Charles Schwab YieldPlus Risk
From June 2007 through June 2008, investors in YieldPlus (SWYSX and SWYPX) lost 31.7% when other ultra short bond funds had little or no losses. Schwab had marketed YieldPlus as a low risk, higher yielding alternative to money market funds.
The report concludes that YieldPlus's extraordinary losses occurred because the fund held much larger amounts of securities backed by private-label mortgages than other ultra short bond funds. In doing so, Schwab's fund violated concentration and illiquidity limits stated in its prospectus. These private-label mortgage-backed securities holdings had given YieldPlus a slight advantage over its peers prior to 2007. Unfortunately, the extra yield was an order of magnitude smaller than the losses that followed when the value of structured finance securities - especially those backed by mortgages - dropped significantly.
SLCG also found that Schwab significantly inflated the value of YieldPlus's holdings and therefore its NAV in late 2007 and early 2008. By inflating the YieldPlus fund's NAV, Schwab provided existing investors incorrect information about the value of their investments and caused new investors to overpay for shares in YieldPlus.
Regions Morgan Keegan: The Abuse of Structured Finance
Investors in six Regions Morgan Keegan (RMK) bond funds lost $2 billion in 2007. The RMK funds held concentrated holdings of low-priority tranches in structured finance deals backed by risky debt. We provide five examples of the asset-backed securities RMK invested in: IndyMac 2005-C, Kodiak CDO 2006-I, Webster CDO I, Preferred Term Securities XXIII, and Eirles Two Ltd 263.
RMK did not disclose the risks it was taking until after the losses had occurred. In fact, RMK misrepresented hundreds of millions of dollars of highly leveraged asset-backed securities as corporate bonds and preferred stocks thereby making the funds seem more diversified and less risky than they were. RMK and Morgan Keegan also materially misled investors by comparing these funds to indexes which only contained corporate bonds despite the fact the RMK fund held three times as much asset backed securities as they held corporate bonds.
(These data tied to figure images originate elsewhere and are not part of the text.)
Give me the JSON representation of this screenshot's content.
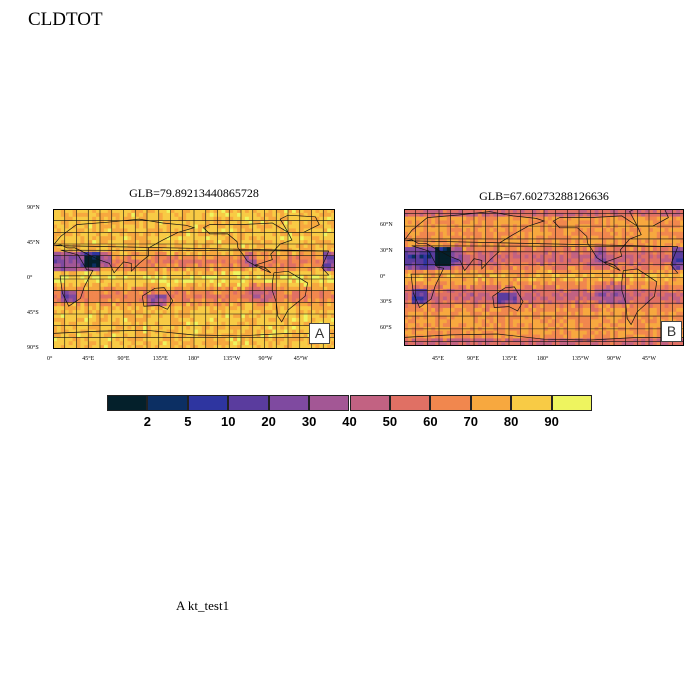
{
  "title": "CLDTOT",
  "caption": "A  kt_test1",
  "chart_data": [
    {
      "type": "heatmap",
      "panel": "A",
      "title": "GLB=79.89213440865728",
      "x_ticks": [
        "0°",
        "45°E",
        "90°E",
        "135°E",
        "180°",
        "135°W",
        "90°W",
        "45°W"
      ],
      "y_ticks": [
        "90°N",
        "45°N",
        "0°",
        "45°S",
        "90°S"
      ],
      "lat_range": [
        -90,
        90
      ],
      "lon_range": [
        0,
        360
      ]
    },
    {
      "type": "heatmap",
      "panel": "B",
      "title": "GLB=67.60273288126636",
      "x_ticks": [
        "45°E",
        "90°E",
        "135°E",
        "180°",
        "135°W",
        "90°W",
        "45°W"
      ],
      "y_ticks": [
        "60°N",
        "30°N",
        "0°",
        "30°S",
        "60°S"
      ],
      "lat_range": [
        -80,
        80
      ],
      "lon_range": [
        0,
        360
      ]
    }
  ],
  "colorbar": {
    "labels": [
      "2",
      "5",
      "10",
      "20",
      "30",
      "40",
      "50",
      "60",
      "70",
      "80",
      "90"
    ],
    "colors": [
      "#04202b",
      "#0c2f63",
      "#2e35a0",
      "#5a3c9e",
      "#7f4aa0",
      "#a35795",
      "#c26282",
      "#e07064",
      "#f1874e",
      "#f7a83f",
      "#f8cb45",
      "#eef45f"
    ]
  }
}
The RMK funds held roughly 2/3rds of their portfolios as of March 31, 2007 in structured finance securities and only 22% or 23% in corporate bonds. RMK's structured finance holdings were roughly 90% in mezzanine and subordinated tranches and only 10% in senior tranches. The vast majority of tranches by market value are classified as 'senior' and so the RMK funds were overwhelming invested in the bottom of structured finance deals'capital structures. The attached Excel file contains SLCG's classification of securities in the RMK by senior versus mezzanine/subordinated.
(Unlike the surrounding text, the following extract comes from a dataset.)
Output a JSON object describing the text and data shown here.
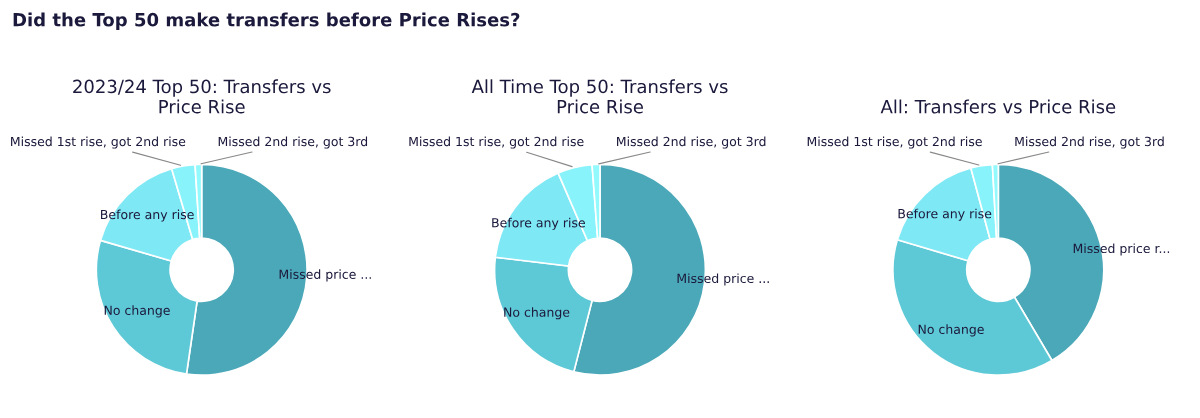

Download SLCG's Classification
Roughly 90% of the losses suffered by the RMK funds identifiable from their public filings during the last three quarters of 2007 when the funds collapsed were from the funds' holdings of structured finance securities. The attached slides summarize SLCG's classification of losses in the RMK funds in the last three quarters of 2007.
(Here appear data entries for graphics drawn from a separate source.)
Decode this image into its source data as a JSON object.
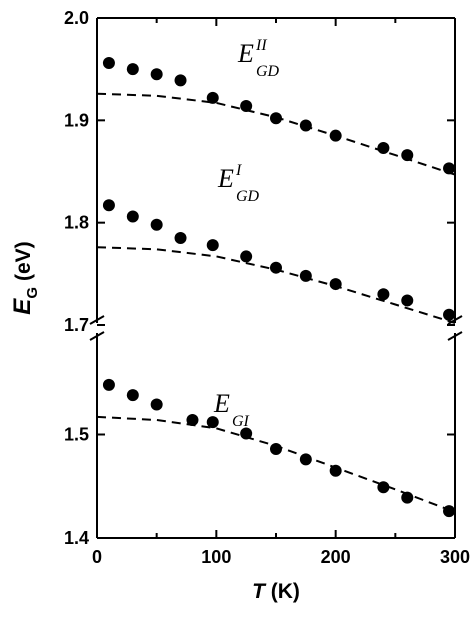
{
  "chart_data": [
    {
      "type": "scatter",
      "xlim": [
        0,
        300
      ],
      "ylim": [
        1.7,
        2.0
      ],
      "yticks": [
        1.7,
        1.8,
        1.9,
        {
          "value": 2,
          "label": "2.0"
        }
      ],
      "color": "#000000",
      "annotations": [
        {
          "text": "E",
          "sup": "II",
          "sub": "GD"
        },
        {
          "text": "E",
          "sup": "I",
          "sub": "GD"
        }
      ],
      "series": [
        {
          "style": "points",
          "x": [
            10,
            30,
            50,
            70,
            97,
            125,
            150,
            175,
            200,
            240,
            260,
            295
          ],
          "values": [
            1.956,
            1.95,
            1.945,
            1.939,
            1.922,
            1.914,
            1.902,
            1.895,
            1.885,
            1.873,
            1.866,
            1.853
          ]
        },
        {
          "style": "dashed",
          "x": [
            0,
            50,
            100,
            150,
            200,
            250,
            300
          ],
          "values": [
            1.926,
            1.924,
            1.917,
            1.903,
            1.885,
            1.866,
            1.847
          ]
        },
        {
          "style": "points",
          "x": [
            10,
            30,
            50,
            70,
            97,
            125,
            150,
            175,
            200,
            240,
            260,
            295
          ],
          "values": [
            1.817,
            1.806,
            1.798,
            1.785,
            1.778,
            1.767,
            1.756,
            1.748,
            1.74,
            1.73,
            1.724,
            1.71
          ]
        },
        {
          "style": "dashed",
          "x": [
            0,
            50,
            100,
            150,
            200,
            250,
            300
          ],
          "values": [
            1.776,
            1.774,
            1.767,
            1.754,
            1.738,
            1.72,
            1.702
          ]
        }
      ]
    },
    {
      "type": "scatter",
      "xlim": [
        0,
        300
      ],
      "ylim": [
        1.4,
        1.6
      ],
      "xticks": [
        0,
        100,
        200,
        300
      ],
      "xminorticks": [
        50,
        150,
        250
      ],
      "yticks": [
        1.4,
        1.5
      ],
      "color": "#000000",
      "x_label": {
        "var": "T",
        "unit": "(K)"
      },
      "y_label": {
        "var": "E",
        "sub": "G",
        "unit": "(eV)"
      },
      "annotations": [
        {
          "text": "E",
          "sub": "GI"
        }
      ],
      "series": [
        {
          "style": "points",
          "x": [
            10,
            30,
            50,
            80,
            97,
            125,
            150,
            175,
            200,
            240,
            260,
            295
          ],
          "values": [
            1.548,
            1.538,
            1.529,
            1.514,
            1.512,
            1.501,
            1.486,
            1.476,
            1.465,
            1.449,
            1.439,
            1.426
          ]
        },
        {
          "style": "dashed",
          "x": [
            0,
            50,
            100,
            150,
            200,
            250,
            300
          ],
          "values": [
            1.517,
            1.514,
            1.506,
            1.489,
            1.468,
            1.447,
            1.425
          ]
        }
      ]
    }
  ]
}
Download the RMK Losses Due to Structured Finance and Internally Priced Securities slide
Download the RMK Losses Due to Structured Finance and Internally Priced Securities backup
Mutual Fund Share Classes and Conflicts of Interest between Brokers and Investors
Dr. O'Neal describes the various mutual fund share classes and explains how differences in commissions to brokers and costs to investors across share classes can create conflicts of interests.